A comparison of the characteristics of suicide attempters with and without psychiatric consultation before their suicidal behaviours: a cross-sectional study
Department of Psychiatry, Faculty of Medicine, Fukuoka University, 7-45-1 Nanakuma, Jonan-ku, Fukuoka 814-0180, Japan
BMC Psychiatry 2014, 14:146 doi:10.1186/1471-244X-14-146Published: 21 May 2014
Because psychiatric disorders are risk factors for suicide, psychiatric consultation should be an essential element of suicide prevention among individuals with a high risk of suicide. The aim of the present study was to compare the characteristics of individuals who had or had not received psychiatric consultation before they attempted suicide in Japan.
Clinical records were used to identify 300 consecutive persons who were admitted to the hospital for attempting suicide between April 2006 and March 2013. We divided the patients into two groups. One group consisted of patients who consulted a psychiatrist before their suicidal behaviours (the consultation group), and the other group consisted of patients who had not consulted a psychiatrist before their suicidal behaviours (the non-consultation group). Group differences were analysed with respect to gender, age, method of suicide attempts, psychiatric diagnosis (ICD-10), and duration of hospitalisation in the emergency unit.

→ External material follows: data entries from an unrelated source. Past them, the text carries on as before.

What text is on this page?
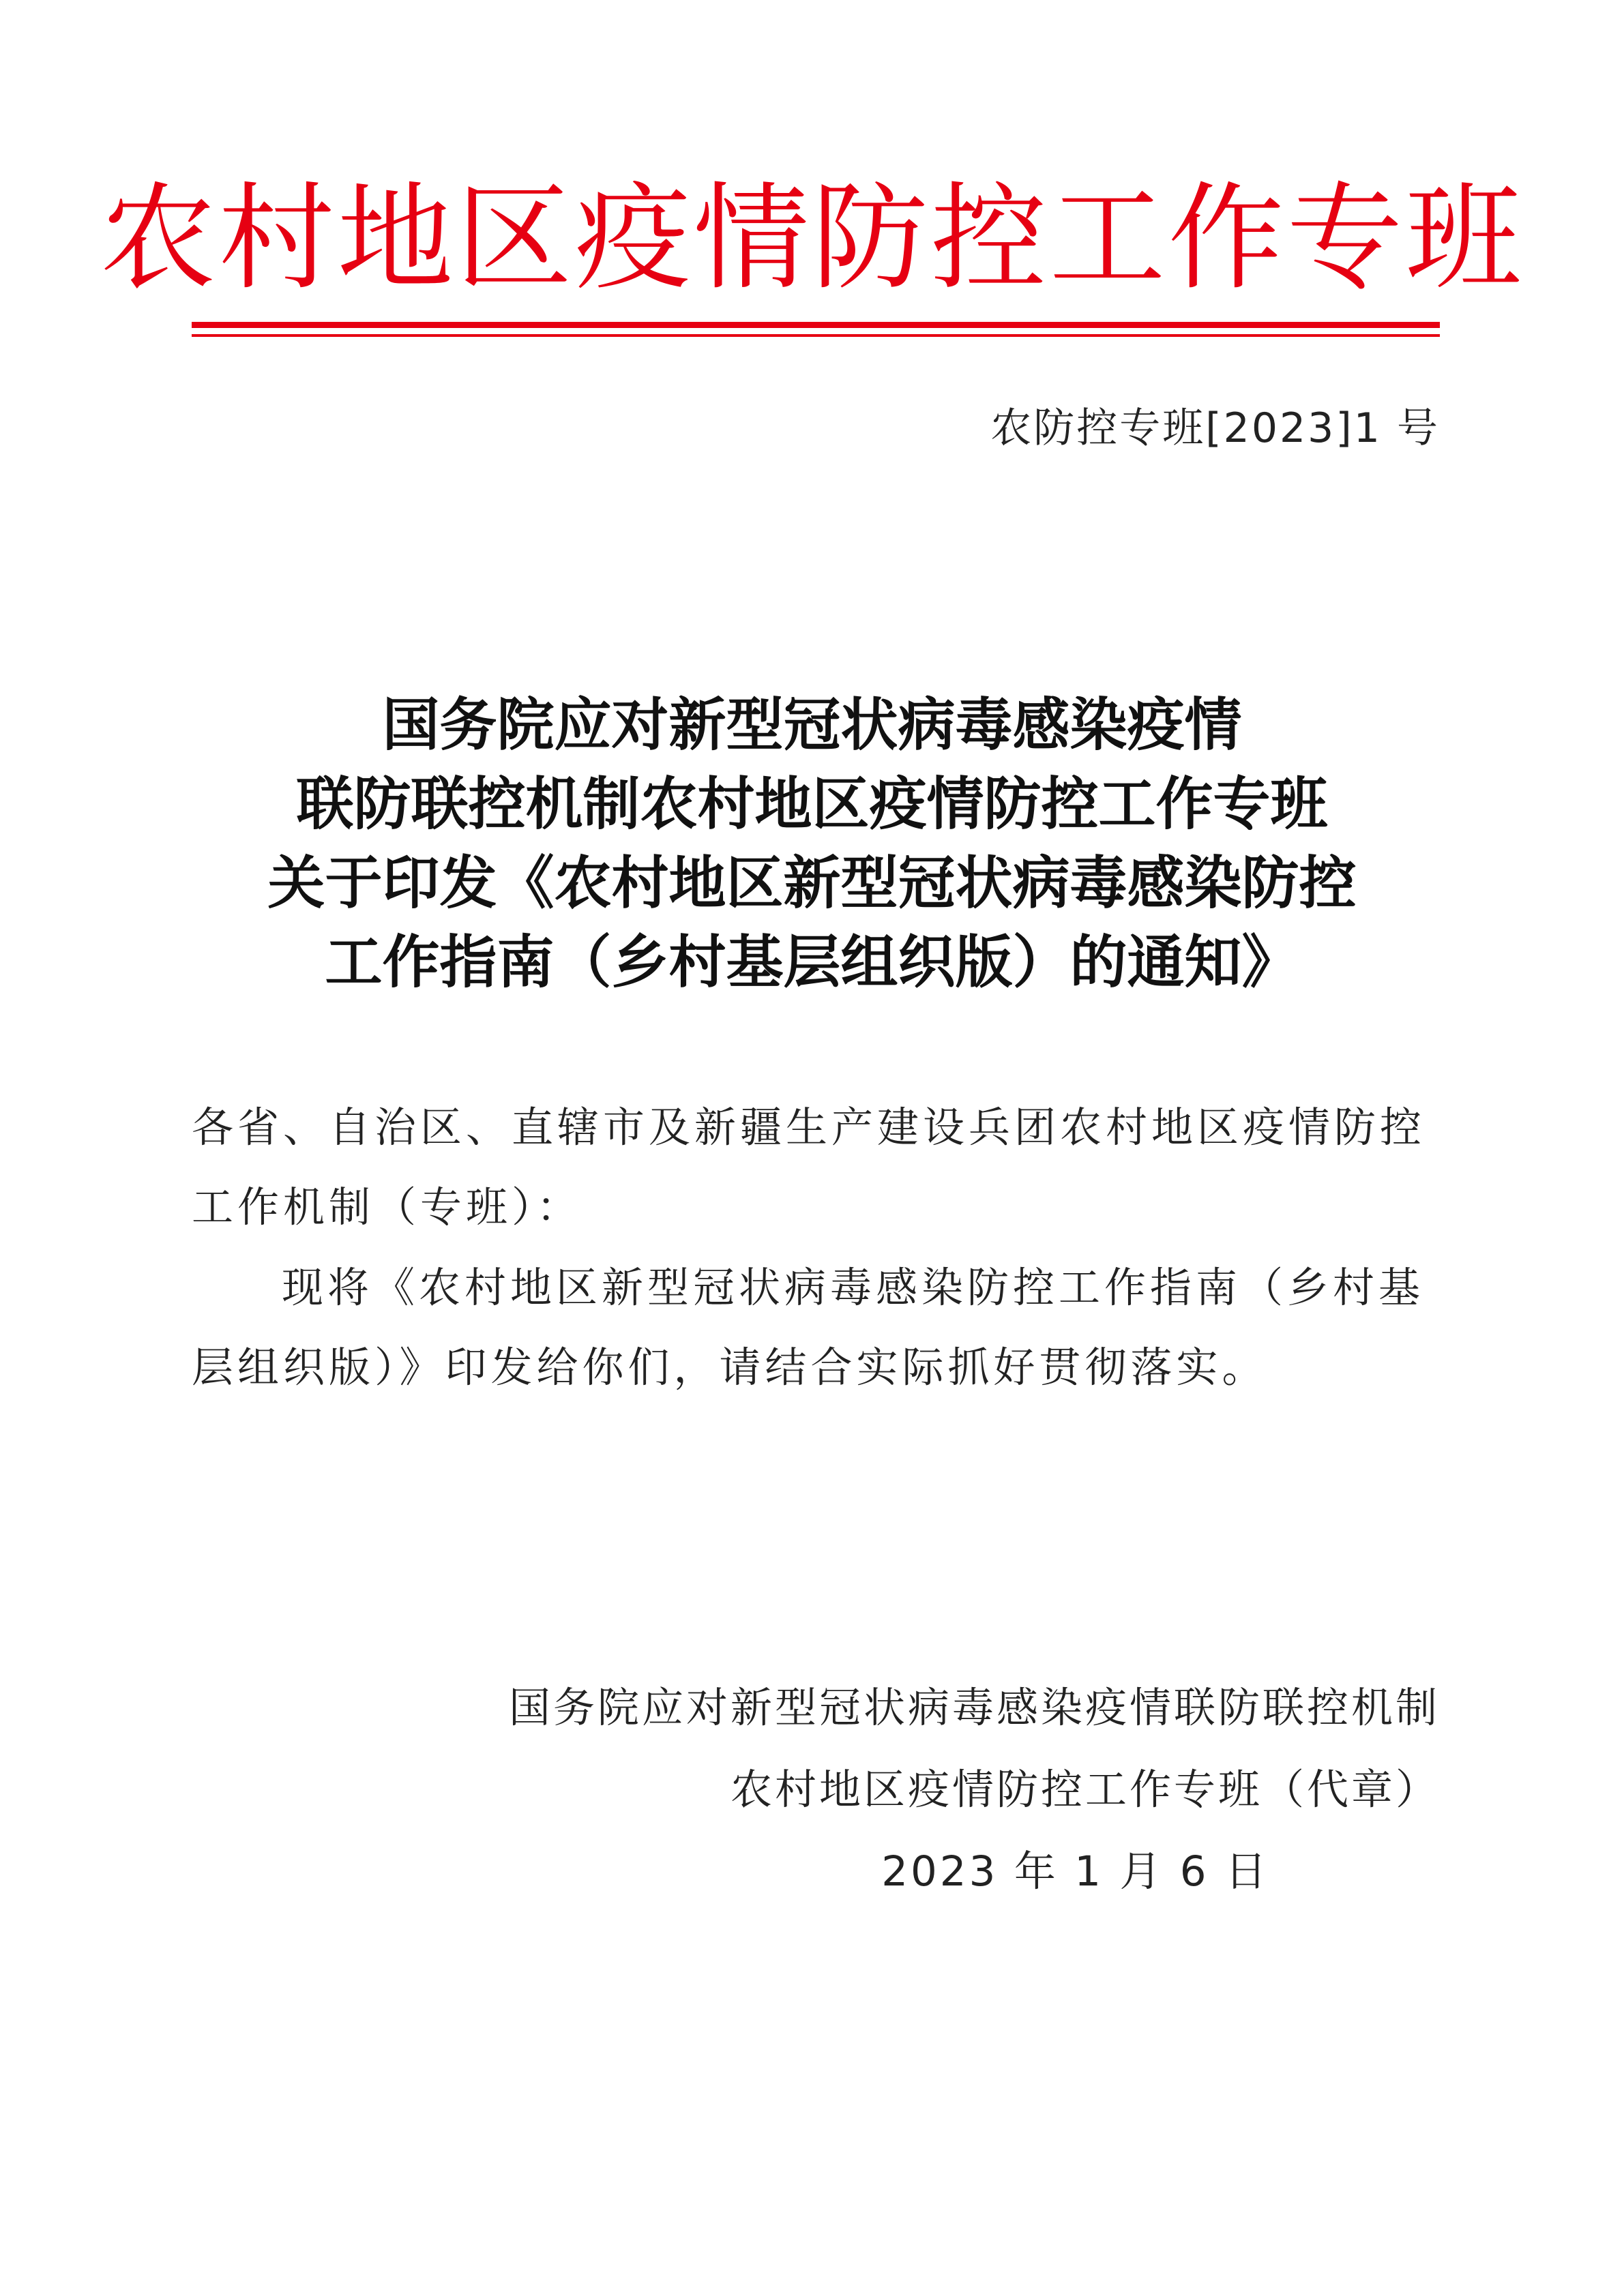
农村地区疫情防控工作专班
农防控专班[2023]1 号
国务院应对新型冠状病毒感染疫情
联防联控机制农村地区疫情防控工作专班
关于印发《农村地区新型冠状病毒感染防控
工作指南（乡村基层组织版）的通知》
各省、自治区、直辖市及新疆生产建设兵团农村地区疫情防控工作机制（专班）：
现将《农村地区新型冠状病毒感染防控工作指南（乡村基层组织版）》印发给你们，请结合实际抓好贯彻落实。
国务院应对新型冠状病毒感染疫情联防联控机制
农村地区疫情防控工作专班（代章）
2023 年 1 月 6 日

Females tended to be over-represented in the consultation group (73.0%), and males tended to be over-represented in the non-consultation group (59.8%). Poisoning by prescription drugs was used more frequently as a method of suicide in the consultation group than in the non-consultation group. Neuroticism and related disorders were higher in the non-consultation group (33.7%) than in the consultation group (18.9%). Mood disorders (32.6%) were nearly as common as neuroticism in the non-consultation group, and together they accounted for almost two-thirds of all diagnoses. Mood disorders were comparable between the consultation group (30.9%) and the non-consultation group (32.6%). Adult personality disorders (13.3%) and schizophrenia and related disorders (26.0%) were higher in the consultation group than in the non-consultation group.
Measures have to be taken to encourage people with these diverse characteristics to consult psychiatrists, and psychiatrists have to regularly evaluate patients for suicide risk. Furthermore, we need further research on the relationship between psychiatric consultation and poisoning by prescribed drugs.